The title of this message is: Is Bigger Better? I have come a long way without answering that. Many believe that a bigger church is better because it means more opportunities for ministry, more and different types of events, etc. And that may be true. But the Pareto Principle is true in most any area of our lives, and that means it is true in most every church as well. The principle: 20% of the people do 80% of the work. 20% of the people give 80% of the money. Etc. That principle holds true if the church has 50, 500, or 5000 people. Yes, more opportunities may exist in some ways because instead of 10 people (of 50) working, you have 1000 (of 5000) involved. But the reality is that the bigger problem is that 4000 people can hide (and many think going to a larger church is an opportunity to hide!).

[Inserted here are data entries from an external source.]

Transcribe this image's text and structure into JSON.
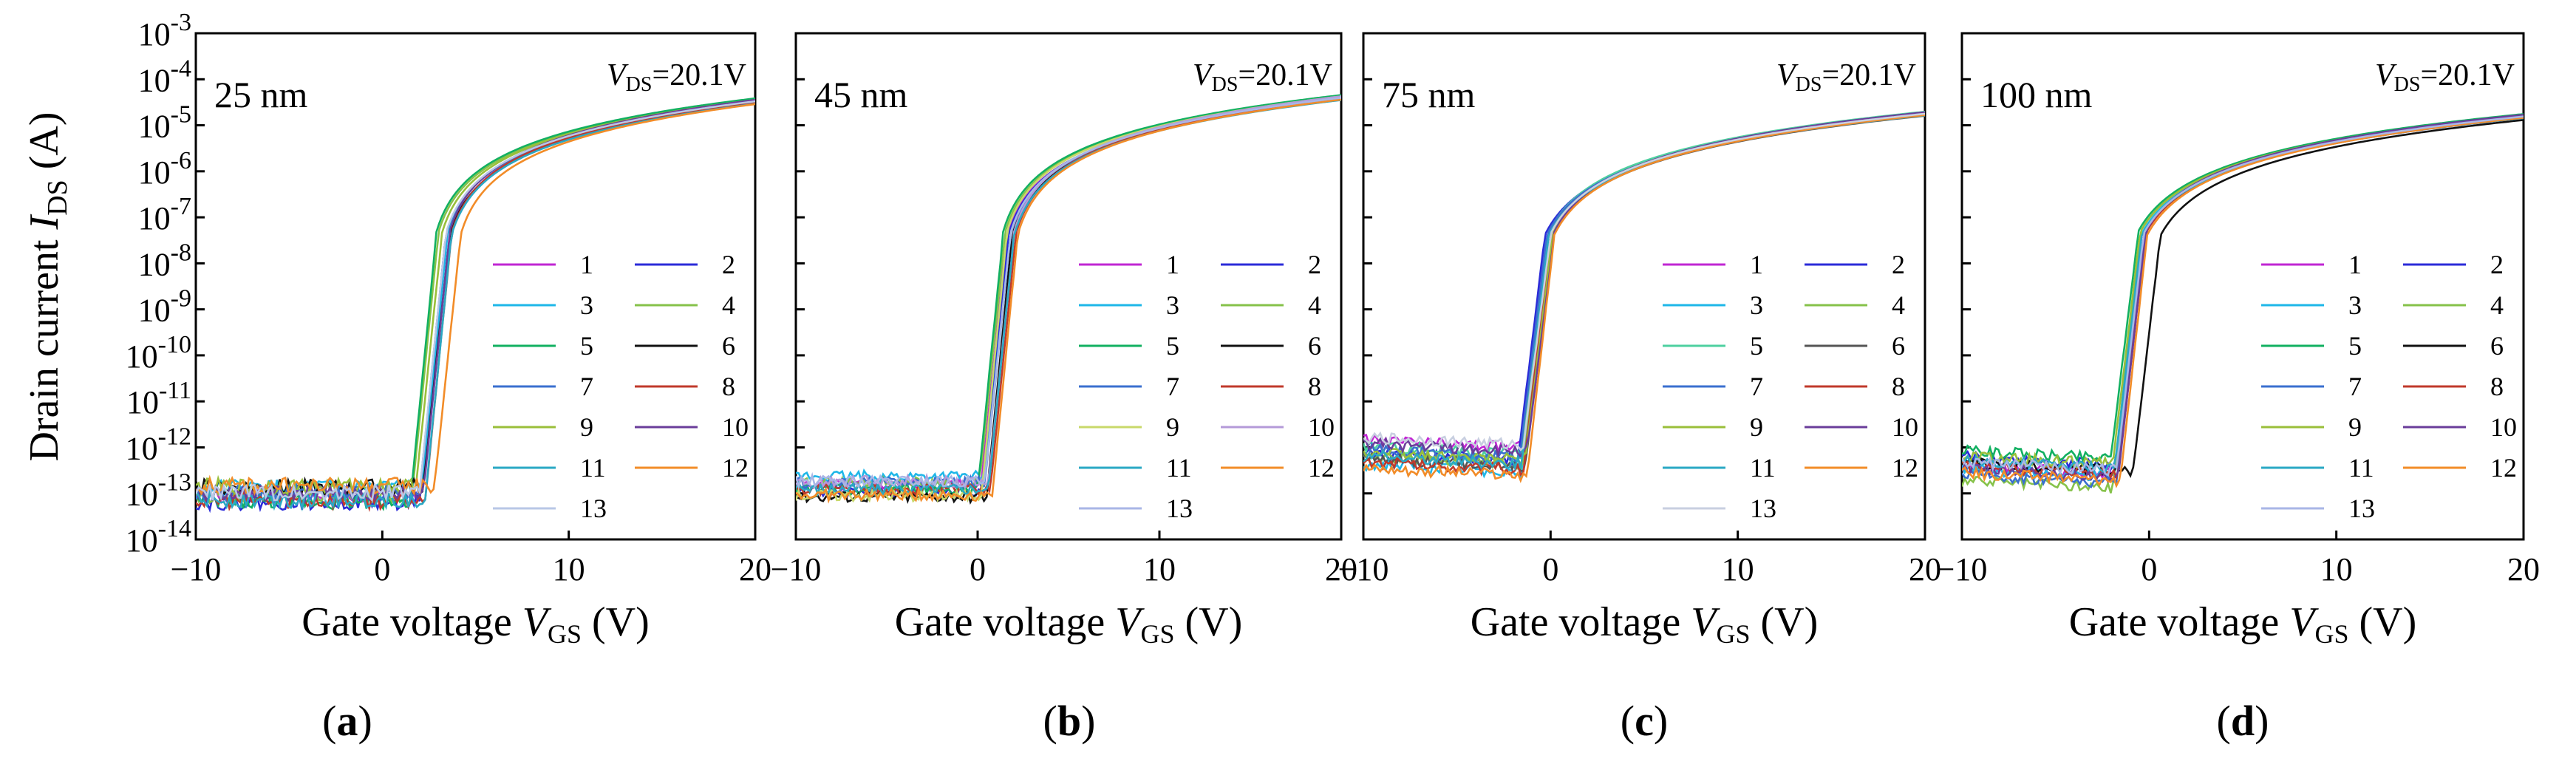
{
  "chart_data": [
    {
      "type": "line",
      "panel_label": "a",
      "thickness": "25 nm",
      "vds_symbol": "V",
      "vds_sub": "DS",
      "vds_value": "=20.1V",
      "x_range": [
        -10,
        20
      ],
      "y_log_range": [
        -14,
        -3
      ],
      "series": [
        {
          "name": "1",
          "color": "#c026d3",
          "von": 2.0
        },
        {
          "name": "2",
          "color": "#2b2bd8",
          "von": 2.0
        },
        {
          "name": "3",
          "color": "#1eb7e8",
          "von": 2.1
        },
        {
          "name": "4",
          "color": "#86c24a",
          "von": 1.6
        },
        {
          "name": "5",
          "color": "#12b061",
          "von": 1.5
        },
        {
          "name": "6",
          "color": "#111111",
          "von": 2.2
        },
        {
          "name": "7",
          "color": "#3a6fcf",
          "von": 2.0
        },
        {
          "name": "8",
          "color": "#c0392b",
          "von": 2.3
        },
        {
          "name": "9",
          "color": "#9abf3a",
          "von": 1.8
        },
        {
          "name": "10",
          "color": "#6a3d9a",
          "von": 2.2
        },
        {
          "name": "11",
          "color": "#2aa8c4",
          "von": 2.3
        },
        {
          "name": "12",
          "color": "#f28c28",
          "von": 2.8
        },
        {
          "name": "13",
          "color": "#b8c7e6",
          "von": 2.0
        }
      ]
    },
    {
      "type": "line",
      "panel_label": "b",
      "thickness": "45 nm",
      "vds_symbol": "V",
      "vds_sub": "DS",
      "vds_value": "=20.1V",
      "x_range": [
        -10,
        20
      ],
      "y_log_range": [
        -14,
        -3
      ],
      "series": [
        {
          "name": "1",
          "color": "#c026d3",
          "von": 0.2
        },
        {
          "name": "2",
          "color": "#2b2bd8",
          "von": 0.3
        },
        {
          "name": "3",
          "color": "#1eb7e8",
          "von": 0.4
        },
        {
          "name": "4",
          "color": "#86c24a",
          "von": 0.1
        },
        {
          "name": "5",
          "color": "#12b061",
          "von": 0.0
        },
        {
          "name": "6",
          "color": "#111111",
          "von": 0.5
        },
        {
          "name": "7",
          "color": "#3a6fcf",
          "von": 0.4
        },
        {
          "name": "8",
          "color": "#c0392b",
          "von": 0.7
        },
        {
          "name": "9",
          "color": "#c8d86a",
          "von": 0.2
        },
        {
          "name": "10",
          "color": "#b49ad8",
          "von": 0.6
        },
        {
          "name": "11",
          "color": "#2aa8c4",
          "von": 0.6
        },
        {
          "name": "12",
          "color": "#f28c28",
          "von": 0.8
        },
        {
          "name": "13",
          "color": "#a9b6e6",
          "von": 0.4
        }
      ]
    },
    {
      "type": "line",
      "panel_label": "c",
      "thickness": "75 nm",
      "vds_symbol": "V",
      "vds_sub": "DS",
      "vds_value": "=20.1V",
      "x_range": [
        -10,
        20
      ],
      "y_log_range": [
        -14,
        -3
      ],
      "series": [
        {
          "name": "1",
          "color": "#c026d3",
          "von": -1.6
        },
        {
          "name": "2",
          "color": "#2b2bd8",
          "von": -1.7
        },
        {
          "name": "3",
          "color": "#1eb7e8",
          "von": -1.5
        },
        {
          "name": "4",
          "color": "#86c24a",
          "von": -1.4
        },
        {
          "name": "5",
          "color": "#4ed0a0",
          "von": -1.5
        },
        {
          "name": "6",
          "color": "#555555",
          "von": -1.3
        },
        {
          "name": "7",
          "color": "#3a6fcf",
          "von": -1.6
        },
        {
          "name": "8",
          "color": "#c0392b",
          "von": -1.4
        },
        {
          "name": "9",
          "color": "#9abf3a",
          "von": -1.3
        },
        {
          "name": "10",
          "color": "#6a3d9a",
          "von": -1.2
        },
        {
          "name": "11",
          "color": "#2aa8c4",
          "von": -1.5
        },
        {
          "name": "12",
          "color": "#f28c28",
          "von": -1.2
        },
        {
          "name": "13",
          "color": "#c8cfe0",
          "von": -1.4
        }
      ]
    },
    {
      "type": "line",
      "panel_label": "d",
      "thickness": "100 nm",
      "vds_symbol": "V",
      "vds_sub": "DS",
      "vds_value": "=20.1V",
      "x_range": [
        -10,
        20
      ],
      "y_log_range": [
        -14,
        -3
      ],
      "series": [
        {
          "name": "1",
          "color": "#c026d3",
          "von": -1.8
        },
        {
          "name": "2",
          "color": "#2b2bd8",
          "von": -1.7
        },
        {
          "name": "3",
          "color": "#1eb7e8",
          "von": -1.8
        },
        {
          "name": "4",
          "color": "#86c24a",
          "von": -1.9
        },
        {
          "name": "5",
          "color": "#12b061",
          "von": -2.0
        },
        {
          "name": "6",
          "color": "#111111",
          "von": -0.8
        },
        {
          "name": "7",
          "color": "#3a6fcf",
          "von": -1.7
        },
        {
          "name": "8",
          "color": "#c0392b",
          "von": -1.6
        },
        {
          "name": "9",
          "color": "#9abf3a",
          "von": -1.9
        },
        {
          "name": "10",
          "color": "#6a3d9a",
          "von": -1.6
        },
        {
          "name": "11",
          "color": "#2aa8c4",
          "von": -1.8
        },
        {
          "name": "12",
          "color": "#f28c28",
          "von": -1.5
        },
        {
          "name": "13",
          "color": "#a9b6e6",
          "von": -1.7
        }
      ]
    }
  ],
  "y_axis": {
    "label_prefix": "Drain current ",
    "label_symbol": "I",
    "label_sub": "DS",
    "label_suffix": " (A)",
    "tick_base": "10",
    "tick_exponents": [
      "-3",
      "-4",
      "-5",
      "-6",
      "-7",
      "-8",
      "-9",
      "-10",
      "-11",
      "-12",
      "-13",
      "-14"
    ]
  },
  "x_axis": {
    "label_prefix": "Gate voltage  ",
    "label_symbol": "V",
    "label_sub": "GS",
    "label_suffix": " (V)",
    "ticks": [
      "−10",
      "0",
      "10",
      "20"
    ]
  },
  "captions": [
    "(a)",
    "(b)",
    "(c)",
    "(d)"
  ]
}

So, is bigger better? Not necessarily. But it is different. Some bones may be bigger, but that doesn’t make them better. They are just designed to support more – by God’s design. But whether you might think bigger is better or not, bigger is not possible without a stronger core – a stronger hub. And the stronger the hub (or base) the more that can be supported. This is the essence of Exodus 18. And the same holds true today.

And that is why our…

JOURNEY letter for today is: EENGAGE.

Bigger is not better. Engaged is better. The more that are engaged, the more that can be done. But to have more engaged, means to have a stronger center and a strong foundation. That is why we are looking at what it means to be a healthy church on Sunday nights this year. That is why we are doing teacher training and exploring what the Bible says about leadership on Wednesday nights. And that is why we are doing this series on the body on Sunday mornings this year – because all of us have a role as designed, and defined, by God. And just as the body cannot be healthy without all parts working properly, the church will never be at its best if we have people who limit their engagement.

So, the question for each of us today as we consider being a part of the hub is: How can I be better engaged in following Jesus, serving His church, and leading others to do the same? Because that is what being part of a hub is all about!